I hate mangroves though. The trees skate the water on roots like fingers, so human and yet so hauntingly bewitched they terrify me. The water levels aren’t uniform. Sometimes only ankle deep, sometimes thigh deep, sometimes the ground sheers away beneath my feet submerging me gasping in the chocolate thick brown water.

Exhausted, I find a tree with a few low-hanging branches and climb, high as I can, until the swamp and river below are no more than a black shimmer in the night. Building a nest of branches, something we learned from the monkeys, I tie myself carefully to the thickest one. We might have learned some tricks from the monkeys, but we aren’t monkeys. Sleep is a two-by-four catching me straight between the eyes and knocking me squarely into oblivion. Rest though is another matter. I haven’t rested since that night. There has been exhaustion; sleep even. But not rest. Not since my unit stumbled into a small village, or what was left of it, several huts falling apart at the edge of a bomb-pitted strip of tar. We saw a group of women sitting around a low fire, huddled like every fairy-tale witch we had been weaned on. Armed to the teeth with AK-47s and bags of ammo and grenades, mostly stolen from the better U.S. –armed enemy soldiers we had killed, but still wearing rags, we stood close together, watching the women, unsure what to do; or whether to approach. The women were eating and the smell of roasting meat drove us on.
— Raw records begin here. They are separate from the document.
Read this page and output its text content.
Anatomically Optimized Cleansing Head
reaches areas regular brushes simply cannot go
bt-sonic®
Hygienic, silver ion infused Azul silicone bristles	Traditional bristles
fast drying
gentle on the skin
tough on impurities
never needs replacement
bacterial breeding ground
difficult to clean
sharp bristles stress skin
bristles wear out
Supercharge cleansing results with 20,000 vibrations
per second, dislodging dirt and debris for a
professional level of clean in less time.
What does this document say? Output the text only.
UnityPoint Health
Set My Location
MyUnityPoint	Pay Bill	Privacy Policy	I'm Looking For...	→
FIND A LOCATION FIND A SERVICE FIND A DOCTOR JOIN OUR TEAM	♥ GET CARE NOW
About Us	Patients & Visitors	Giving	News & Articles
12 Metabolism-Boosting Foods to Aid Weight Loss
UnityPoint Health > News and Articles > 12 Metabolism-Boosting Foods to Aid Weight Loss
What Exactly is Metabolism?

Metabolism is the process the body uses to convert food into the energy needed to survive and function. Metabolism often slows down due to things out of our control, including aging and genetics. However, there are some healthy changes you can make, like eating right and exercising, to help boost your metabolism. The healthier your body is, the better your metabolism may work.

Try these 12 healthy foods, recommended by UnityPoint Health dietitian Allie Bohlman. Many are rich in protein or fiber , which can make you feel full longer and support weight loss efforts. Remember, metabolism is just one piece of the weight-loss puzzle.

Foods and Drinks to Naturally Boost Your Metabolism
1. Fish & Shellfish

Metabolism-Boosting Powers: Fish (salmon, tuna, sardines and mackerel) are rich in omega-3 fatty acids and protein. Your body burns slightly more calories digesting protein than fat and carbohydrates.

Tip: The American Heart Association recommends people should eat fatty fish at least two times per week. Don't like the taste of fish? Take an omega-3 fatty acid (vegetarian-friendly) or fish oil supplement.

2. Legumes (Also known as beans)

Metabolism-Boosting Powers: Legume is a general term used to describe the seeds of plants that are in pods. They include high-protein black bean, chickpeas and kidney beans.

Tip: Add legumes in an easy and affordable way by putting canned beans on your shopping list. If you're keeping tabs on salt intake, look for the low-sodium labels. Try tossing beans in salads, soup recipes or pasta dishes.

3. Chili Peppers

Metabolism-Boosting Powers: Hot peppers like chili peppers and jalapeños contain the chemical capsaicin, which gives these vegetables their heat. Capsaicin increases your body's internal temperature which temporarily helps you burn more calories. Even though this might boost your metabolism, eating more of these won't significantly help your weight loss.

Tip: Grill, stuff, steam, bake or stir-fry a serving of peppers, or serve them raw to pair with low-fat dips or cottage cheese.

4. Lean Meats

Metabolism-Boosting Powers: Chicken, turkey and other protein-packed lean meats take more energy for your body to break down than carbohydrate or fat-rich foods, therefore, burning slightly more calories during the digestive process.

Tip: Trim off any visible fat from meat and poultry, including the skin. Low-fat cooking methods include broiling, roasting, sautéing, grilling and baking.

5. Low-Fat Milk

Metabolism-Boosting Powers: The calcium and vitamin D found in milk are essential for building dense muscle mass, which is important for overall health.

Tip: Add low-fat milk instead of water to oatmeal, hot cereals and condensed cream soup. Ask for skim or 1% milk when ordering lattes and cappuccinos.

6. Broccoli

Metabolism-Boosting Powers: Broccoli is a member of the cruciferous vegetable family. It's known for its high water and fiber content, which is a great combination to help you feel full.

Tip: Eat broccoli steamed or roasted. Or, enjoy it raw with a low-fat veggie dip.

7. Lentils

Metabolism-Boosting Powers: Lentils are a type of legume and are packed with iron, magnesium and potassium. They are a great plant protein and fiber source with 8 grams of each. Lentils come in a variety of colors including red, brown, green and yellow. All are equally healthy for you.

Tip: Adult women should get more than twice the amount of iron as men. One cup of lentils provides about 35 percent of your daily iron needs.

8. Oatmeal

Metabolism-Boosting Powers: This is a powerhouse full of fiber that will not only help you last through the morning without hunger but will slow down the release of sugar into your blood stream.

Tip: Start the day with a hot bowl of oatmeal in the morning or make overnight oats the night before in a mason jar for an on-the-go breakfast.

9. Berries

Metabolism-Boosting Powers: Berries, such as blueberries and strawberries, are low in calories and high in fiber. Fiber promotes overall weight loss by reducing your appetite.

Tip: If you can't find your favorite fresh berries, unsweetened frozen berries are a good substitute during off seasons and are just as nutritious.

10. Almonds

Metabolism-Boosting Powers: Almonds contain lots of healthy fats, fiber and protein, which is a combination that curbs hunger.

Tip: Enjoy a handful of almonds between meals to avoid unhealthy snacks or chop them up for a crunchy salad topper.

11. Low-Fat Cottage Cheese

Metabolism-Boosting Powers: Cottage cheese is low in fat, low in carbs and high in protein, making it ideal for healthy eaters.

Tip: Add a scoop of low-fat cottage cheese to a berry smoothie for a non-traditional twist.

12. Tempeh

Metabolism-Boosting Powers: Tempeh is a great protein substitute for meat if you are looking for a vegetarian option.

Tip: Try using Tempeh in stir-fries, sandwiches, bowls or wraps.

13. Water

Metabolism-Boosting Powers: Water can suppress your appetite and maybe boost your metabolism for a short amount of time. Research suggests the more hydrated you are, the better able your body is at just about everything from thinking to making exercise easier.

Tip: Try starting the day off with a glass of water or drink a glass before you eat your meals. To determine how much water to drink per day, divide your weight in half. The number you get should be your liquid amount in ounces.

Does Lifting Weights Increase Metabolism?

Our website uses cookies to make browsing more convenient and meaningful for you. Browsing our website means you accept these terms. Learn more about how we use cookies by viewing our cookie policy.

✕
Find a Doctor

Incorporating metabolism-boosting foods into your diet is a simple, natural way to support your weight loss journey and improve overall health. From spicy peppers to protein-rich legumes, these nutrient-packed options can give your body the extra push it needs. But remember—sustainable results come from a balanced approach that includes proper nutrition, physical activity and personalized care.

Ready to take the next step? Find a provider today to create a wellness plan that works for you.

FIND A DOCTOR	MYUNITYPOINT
“Good evening, mothers,” we said, respectfully.

The women paused and cackled, but didn’t reply, and why would they since they probably didn’t understand our crude sign language. We noted that one woman, not as old as the others, was lying on the ground. She was bleeding from a wound to her head and looked dazed.

“May we have some food?” I asked. I was the unspoken, unranked leader of the troop. “We are brave warriors fighting for your freedom.”